Misunderstanding Cape wine

Some recent descriptions, by two important critics, of two groups of Cape winemakers have me scratching my grizzled head. Either they or I am out of touch with the interest and excitement of what is happening in South African wine.

zoobiscuitsFirst, Michael Fridjhon refers (without any irony or humour that I can perceive) to the Zoo Biscuits group of winemakers at the recent Cape Wine event as the local wine’s “lunatic fringe”. He said: “The industry’s lunatic fringe persisted in doing things their way. Under the banner of The Zoo Biscuits, they presented their idiosyncratic creations in a uniquely South African format.”

What constitutes a “fringe”, I wonder? Is anything other than bulk wine in South Africa a “fringe”? But I don’t think that’s what’s Michael is getting at. As to lunatic – well, they’re not even all moonstruck biodynamists, in which case I’d be more inclined to side with Michael on this one.

If you’re very conservative and inclined to insult, it would, I suppose be reasonable to describe say, the exciting and rather marvellous “natural” wines of producers like Craven and Testalonga (not Zoo Biscuit guys) as “lunatic” (a fringe of a fringe?) – but the likes of the Alheits, Duncan Savage, Peter-Allan Finlayson (one of the Cape’s leading makers of pinot noir part of a lunatic fringe!)? And I can’t see that the others in the group, including well-known producer names like Thorne & Daughters, Blackwater, Trizanne, Fram, Momento and Crystallum, are bizarre in any way. JH “Stompie” Meyer making three single vineyard pinot noirs? In what way are these “idiosyncratic creations”?

What is the “their way” that sets these winemakers apart from the sane fabric of Cape wine? Is it the avoidance of inoculated yeast that’s somehow egregiously eccentric? A dislike for the flavours of new oak? A devotion to expressing terroir? Seeking out old vines? I don’t understand. I presumed that Michael must have experienced at least a representative selection of these wines, so I tried finding tasting notes for them on Michael’s website, but couldn’t find any, so no indication of what it is he finds so lunatic and fringeish about them. Maybe he tasted them for the first time at Cape Wine, to account for his shock.

A slightly different face of conservatism, and also possibly of narrow experience of what’s really happening in Cape wine these days, appears when James Molesworth of the American Wine Spectator writes about the crop of wines on the forthcoming Cape Winemakers Guild Auction. Every year, a few American critics get to taste the wines (sighted). Yet again, Molesworth’s scores are in the dull, non-committal band that the Americans favour for serious Cape wines: these all get between 89 and 94 points out of 100. Nothing really disappointing, nothing spectacular.

Fine, of course, if that’s his opinion, and if Mr M really can’t see a greater quality spread than that in what he’s tasted. But consider his introductory comment that “These wines are a result of the experimental and behind-the-scenes efforts of a cadre of South Africa’s best winemakers…. As a group … they represent the vibrant South African wine scene.”

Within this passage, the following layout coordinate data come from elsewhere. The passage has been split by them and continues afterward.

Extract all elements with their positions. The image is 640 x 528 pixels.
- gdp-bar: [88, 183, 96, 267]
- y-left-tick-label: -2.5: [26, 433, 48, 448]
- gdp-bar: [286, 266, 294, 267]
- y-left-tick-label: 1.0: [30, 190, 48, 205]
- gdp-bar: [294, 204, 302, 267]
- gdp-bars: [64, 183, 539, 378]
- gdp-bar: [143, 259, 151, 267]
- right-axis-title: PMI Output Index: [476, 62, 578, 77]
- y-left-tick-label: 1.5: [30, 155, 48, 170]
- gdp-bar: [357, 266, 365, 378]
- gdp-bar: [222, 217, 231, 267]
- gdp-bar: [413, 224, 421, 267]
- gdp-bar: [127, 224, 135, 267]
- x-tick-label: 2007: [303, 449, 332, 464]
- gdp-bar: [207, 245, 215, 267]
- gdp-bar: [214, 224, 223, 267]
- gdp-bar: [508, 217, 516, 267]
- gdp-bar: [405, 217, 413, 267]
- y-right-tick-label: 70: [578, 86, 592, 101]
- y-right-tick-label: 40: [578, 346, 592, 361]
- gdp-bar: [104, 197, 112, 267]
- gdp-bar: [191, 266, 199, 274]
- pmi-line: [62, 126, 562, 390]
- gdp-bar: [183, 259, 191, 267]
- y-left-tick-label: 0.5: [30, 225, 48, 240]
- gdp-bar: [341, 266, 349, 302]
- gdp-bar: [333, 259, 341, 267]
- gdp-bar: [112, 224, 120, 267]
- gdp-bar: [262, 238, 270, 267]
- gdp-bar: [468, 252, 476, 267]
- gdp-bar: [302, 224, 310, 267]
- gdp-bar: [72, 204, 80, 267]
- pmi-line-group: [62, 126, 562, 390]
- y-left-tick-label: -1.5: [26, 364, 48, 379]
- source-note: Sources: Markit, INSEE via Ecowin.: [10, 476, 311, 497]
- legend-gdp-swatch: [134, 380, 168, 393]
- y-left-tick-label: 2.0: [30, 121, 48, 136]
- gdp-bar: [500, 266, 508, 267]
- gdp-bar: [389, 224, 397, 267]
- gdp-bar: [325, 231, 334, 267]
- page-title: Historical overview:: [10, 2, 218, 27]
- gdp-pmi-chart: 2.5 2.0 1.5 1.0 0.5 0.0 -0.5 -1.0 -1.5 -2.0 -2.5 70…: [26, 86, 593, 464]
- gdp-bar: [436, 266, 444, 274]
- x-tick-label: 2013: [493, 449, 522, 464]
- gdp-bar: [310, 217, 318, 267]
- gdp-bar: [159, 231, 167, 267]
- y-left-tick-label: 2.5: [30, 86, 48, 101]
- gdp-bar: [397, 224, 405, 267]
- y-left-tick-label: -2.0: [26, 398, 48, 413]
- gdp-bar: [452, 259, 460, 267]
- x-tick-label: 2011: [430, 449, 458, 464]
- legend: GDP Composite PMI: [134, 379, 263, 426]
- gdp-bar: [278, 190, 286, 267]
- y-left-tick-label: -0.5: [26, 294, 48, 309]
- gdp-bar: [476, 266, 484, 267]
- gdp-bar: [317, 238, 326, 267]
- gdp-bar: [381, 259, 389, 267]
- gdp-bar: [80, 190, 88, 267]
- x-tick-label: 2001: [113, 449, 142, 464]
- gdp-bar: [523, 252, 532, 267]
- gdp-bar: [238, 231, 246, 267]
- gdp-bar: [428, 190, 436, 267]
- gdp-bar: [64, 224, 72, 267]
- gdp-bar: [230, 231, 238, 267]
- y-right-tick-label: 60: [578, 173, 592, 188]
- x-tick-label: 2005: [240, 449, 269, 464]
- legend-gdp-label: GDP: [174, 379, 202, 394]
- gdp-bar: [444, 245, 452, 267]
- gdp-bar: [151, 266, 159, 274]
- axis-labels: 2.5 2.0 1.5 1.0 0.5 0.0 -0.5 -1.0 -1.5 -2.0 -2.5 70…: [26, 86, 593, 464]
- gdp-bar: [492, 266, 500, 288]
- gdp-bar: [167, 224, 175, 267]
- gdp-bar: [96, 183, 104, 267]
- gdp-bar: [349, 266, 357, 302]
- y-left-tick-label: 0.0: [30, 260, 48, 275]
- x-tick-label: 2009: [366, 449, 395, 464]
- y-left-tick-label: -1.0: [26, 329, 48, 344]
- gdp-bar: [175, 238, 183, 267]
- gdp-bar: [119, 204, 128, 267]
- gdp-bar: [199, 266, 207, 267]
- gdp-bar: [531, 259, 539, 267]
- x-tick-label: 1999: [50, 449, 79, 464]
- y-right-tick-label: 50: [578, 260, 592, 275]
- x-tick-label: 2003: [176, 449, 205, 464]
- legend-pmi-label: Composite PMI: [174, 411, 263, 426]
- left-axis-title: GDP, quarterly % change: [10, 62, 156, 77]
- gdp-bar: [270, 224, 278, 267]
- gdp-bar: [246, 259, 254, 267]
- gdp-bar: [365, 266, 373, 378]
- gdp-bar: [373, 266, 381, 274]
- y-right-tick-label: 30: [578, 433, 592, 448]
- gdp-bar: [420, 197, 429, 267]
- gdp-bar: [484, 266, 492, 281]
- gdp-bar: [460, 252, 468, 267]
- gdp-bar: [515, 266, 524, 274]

No they aren’t, and no they don’t. Emphatically not, as a whole – even if there is one of the Zoo Biscuit winemakers (Duncan Savage) represented. Good or very good wines many of them are, there are some new and exciting wines among the CWG Auction line-up (though I’m not even sure that “experimental” is at all the right word, in fact, for such wines as Andrea Mullineux’s Semillon gris or Adi Badenhorst’s cinsaut), but they are few and far between. The majority are variations on the producers’ standard ranges, or even just barrel selections from them. To imagine that they represent what is exciting in Cape wine is to miss the point by a mile.

If you were to mix these two articles to say that the Zoo Biscuits gang “represent the vibrant South African wine scene” that would, in my opinion be an unarguable assessment (though it is of course a very small representation). But that’s clearly not the case for either Michael Fridjhon or James Molesworth.